The total reimbursement available for each requested project under the Life Safety Code Compliance Program is $25,000.
The Environmental Safety Program works toward the elimination of blight using the principles of Crime Prevention Through Environmental Design and other safety and security design principles. The total reimbursement for each project is $5,000 such as exterior lighting and security cameras, which must be added to the Great Falls Police Department’s registry if they get the TIF funding.
As proposed, the program would have funding limits of $500,000 annually and each parcel would be limited to a total of $80,000 over 15 years of any combination of the categories of TIF funding.
The remaining balance of annual TIF increment earned will either be used to cover bond debt payments, such as the roughly $440,000 annual debt service for the Civic Center façade project, or left in the account for use outside of the three new programs in the existing Downtown Urban Renewal Plan.
The current balance in the downtown TIF is about $2 million and the account generates about $1 million in increment annually.

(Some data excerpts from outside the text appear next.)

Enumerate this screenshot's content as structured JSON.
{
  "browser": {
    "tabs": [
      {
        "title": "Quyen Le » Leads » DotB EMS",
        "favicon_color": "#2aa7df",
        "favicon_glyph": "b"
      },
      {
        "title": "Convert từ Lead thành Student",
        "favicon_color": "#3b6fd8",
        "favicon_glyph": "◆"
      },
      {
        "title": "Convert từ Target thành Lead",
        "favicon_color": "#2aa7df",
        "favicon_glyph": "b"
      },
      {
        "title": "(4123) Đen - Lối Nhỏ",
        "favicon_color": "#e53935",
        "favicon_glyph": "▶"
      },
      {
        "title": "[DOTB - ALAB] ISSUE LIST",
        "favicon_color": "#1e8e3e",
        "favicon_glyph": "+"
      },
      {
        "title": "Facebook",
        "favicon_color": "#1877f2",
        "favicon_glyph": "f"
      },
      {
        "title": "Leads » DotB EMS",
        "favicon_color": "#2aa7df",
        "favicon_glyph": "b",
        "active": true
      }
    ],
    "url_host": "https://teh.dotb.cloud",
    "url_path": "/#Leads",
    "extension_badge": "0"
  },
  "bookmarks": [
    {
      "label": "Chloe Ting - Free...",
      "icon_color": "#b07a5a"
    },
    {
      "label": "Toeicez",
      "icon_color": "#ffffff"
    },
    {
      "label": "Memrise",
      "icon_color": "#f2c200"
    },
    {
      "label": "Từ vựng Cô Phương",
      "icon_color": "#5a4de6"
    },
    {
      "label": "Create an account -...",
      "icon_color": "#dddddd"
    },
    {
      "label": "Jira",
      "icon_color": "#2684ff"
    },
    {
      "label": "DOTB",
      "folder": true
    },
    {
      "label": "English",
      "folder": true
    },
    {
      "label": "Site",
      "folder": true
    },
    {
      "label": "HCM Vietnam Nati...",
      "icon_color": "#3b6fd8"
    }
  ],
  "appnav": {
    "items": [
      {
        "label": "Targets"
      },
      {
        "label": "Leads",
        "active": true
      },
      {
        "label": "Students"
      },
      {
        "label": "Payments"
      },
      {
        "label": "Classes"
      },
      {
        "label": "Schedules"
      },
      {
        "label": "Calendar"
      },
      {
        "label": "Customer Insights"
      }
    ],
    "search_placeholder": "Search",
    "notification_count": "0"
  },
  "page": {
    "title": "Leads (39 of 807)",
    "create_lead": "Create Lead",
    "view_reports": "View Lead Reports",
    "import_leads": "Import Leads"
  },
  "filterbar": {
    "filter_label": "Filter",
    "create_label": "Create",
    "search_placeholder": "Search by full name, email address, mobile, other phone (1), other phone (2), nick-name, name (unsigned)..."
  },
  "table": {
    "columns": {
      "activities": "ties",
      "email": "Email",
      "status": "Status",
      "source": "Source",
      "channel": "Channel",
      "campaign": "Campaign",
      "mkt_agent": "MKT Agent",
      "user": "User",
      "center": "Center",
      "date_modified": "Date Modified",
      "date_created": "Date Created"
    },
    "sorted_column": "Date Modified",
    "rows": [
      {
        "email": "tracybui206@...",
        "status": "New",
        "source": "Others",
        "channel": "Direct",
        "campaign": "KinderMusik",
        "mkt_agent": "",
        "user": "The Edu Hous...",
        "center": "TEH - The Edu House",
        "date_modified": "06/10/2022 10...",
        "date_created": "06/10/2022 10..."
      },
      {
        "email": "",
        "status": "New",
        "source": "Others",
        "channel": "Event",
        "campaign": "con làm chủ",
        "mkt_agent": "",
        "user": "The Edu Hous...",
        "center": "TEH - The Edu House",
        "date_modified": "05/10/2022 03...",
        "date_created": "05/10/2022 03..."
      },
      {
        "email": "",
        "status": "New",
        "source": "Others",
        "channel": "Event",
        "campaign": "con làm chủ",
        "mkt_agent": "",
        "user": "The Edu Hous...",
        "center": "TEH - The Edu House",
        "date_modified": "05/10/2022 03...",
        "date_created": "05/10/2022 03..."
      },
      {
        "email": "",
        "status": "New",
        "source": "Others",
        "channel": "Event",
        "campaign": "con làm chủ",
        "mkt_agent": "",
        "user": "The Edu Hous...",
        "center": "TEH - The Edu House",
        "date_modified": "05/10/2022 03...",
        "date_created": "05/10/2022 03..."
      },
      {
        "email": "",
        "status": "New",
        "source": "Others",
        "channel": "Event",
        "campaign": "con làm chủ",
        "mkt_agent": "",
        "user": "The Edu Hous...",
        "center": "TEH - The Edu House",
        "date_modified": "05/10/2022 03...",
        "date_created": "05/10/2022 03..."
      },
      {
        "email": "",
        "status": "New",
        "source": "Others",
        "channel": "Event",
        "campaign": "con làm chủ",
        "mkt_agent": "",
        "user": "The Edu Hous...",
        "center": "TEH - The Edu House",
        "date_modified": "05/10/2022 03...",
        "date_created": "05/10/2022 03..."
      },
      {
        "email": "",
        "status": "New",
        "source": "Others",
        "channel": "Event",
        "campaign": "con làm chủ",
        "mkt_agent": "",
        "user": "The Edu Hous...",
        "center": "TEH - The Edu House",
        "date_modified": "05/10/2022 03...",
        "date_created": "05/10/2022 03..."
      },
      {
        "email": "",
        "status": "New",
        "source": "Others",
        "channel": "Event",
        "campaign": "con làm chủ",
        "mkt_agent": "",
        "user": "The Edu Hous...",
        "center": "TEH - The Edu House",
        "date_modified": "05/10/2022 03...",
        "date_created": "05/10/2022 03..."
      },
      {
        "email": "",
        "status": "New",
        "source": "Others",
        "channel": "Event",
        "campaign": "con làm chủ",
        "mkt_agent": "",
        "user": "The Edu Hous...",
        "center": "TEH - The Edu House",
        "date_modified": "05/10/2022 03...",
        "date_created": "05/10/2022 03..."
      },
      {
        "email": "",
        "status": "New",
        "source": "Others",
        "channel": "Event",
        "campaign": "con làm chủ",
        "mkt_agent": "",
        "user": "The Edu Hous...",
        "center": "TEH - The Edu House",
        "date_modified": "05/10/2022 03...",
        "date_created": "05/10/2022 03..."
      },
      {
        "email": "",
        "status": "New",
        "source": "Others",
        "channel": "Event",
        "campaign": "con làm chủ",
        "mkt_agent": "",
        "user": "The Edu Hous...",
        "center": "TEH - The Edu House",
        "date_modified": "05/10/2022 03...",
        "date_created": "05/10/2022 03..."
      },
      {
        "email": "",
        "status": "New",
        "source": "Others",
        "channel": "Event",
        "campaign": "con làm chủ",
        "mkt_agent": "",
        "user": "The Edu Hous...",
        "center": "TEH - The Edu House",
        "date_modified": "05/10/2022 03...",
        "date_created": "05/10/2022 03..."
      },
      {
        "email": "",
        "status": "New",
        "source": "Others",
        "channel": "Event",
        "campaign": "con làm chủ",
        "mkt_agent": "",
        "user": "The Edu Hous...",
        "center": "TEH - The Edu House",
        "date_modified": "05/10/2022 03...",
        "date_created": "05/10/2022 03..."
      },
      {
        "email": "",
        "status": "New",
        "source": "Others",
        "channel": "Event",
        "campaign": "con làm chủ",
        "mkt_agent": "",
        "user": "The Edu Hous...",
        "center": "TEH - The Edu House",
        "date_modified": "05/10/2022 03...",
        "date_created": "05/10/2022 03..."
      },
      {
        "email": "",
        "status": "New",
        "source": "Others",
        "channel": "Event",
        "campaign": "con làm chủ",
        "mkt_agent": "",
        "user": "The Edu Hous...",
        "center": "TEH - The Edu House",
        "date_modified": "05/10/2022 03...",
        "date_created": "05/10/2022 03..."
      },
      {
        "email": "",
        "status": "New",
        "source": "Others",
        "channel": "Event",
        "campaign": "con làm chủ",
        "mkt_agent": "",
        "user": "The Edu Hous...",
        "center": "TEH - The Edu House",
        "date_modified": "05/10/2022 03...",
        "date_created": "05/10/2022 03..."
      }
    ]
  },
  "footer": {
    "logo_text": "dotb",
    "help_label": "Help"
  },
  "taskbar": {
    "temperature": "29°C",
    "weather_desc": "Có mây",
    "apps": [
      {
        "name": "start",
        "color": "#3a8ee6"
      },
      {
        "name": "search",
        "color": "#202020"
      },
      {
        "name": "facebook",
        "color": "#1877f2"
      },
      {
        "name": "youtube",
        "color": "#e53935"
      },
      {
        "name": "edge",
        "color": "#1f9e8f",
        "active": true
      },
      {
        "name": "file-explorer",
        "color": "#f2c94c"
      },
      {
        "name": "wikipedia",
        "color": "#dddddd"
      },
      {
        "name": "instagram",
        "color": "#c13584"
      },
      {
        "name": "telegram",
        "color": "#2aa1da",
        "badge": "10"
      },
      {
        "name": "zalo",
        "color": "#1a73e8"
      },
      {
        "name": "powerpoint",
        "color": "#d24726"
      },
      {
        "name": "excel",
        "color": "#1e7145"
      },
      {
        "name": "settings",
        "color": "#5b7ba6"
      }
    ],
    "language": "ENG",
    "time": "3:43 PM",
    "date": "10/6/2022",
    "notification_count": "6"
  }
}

Craig Raymond, city planning director, said during the May 25 planning board meeting that the programs will help with key goals for the downtown such as promoting mixed use facilities with commercial on the lower level and residential on upper levels; as well as helping make downtown buildings ADA accessible, which can be costly for property owners, as well as promote preservation.
“We have a really unique downtown,” Raymond said, with historic buildings.
Samantha Shinaberger, board member, asked how the staff review of TIF applications in the three programs would work.
Raymond said that it would be similar to the current process with Community Development Block Grant applications with a staff planner reviewing the requests, but would make their recommendation to the planning director, or deputy director, for a final funding decision versus to the full City Commission process for any requests under $80,000.
Raymond said that some requests are small and the formal process to get commission approval can sometimes cost more in staff time than the request itself.
Initially, the proposal was to have the Downtown Development Partnership administer the program, but commissioners weren’t comfortable with that so instead pulled it to staff review since “I’m really shooting for government efficiency,” Raymond said.
Any request over $80,000 would automatically go to commissioners for consideration.
Depending on the volume of requests for TIF funding, it’s possible the department will need to hire additional staff for the proposed TIF programs, Raymond said.
“I think the potential is pretty significant,” Raymond said.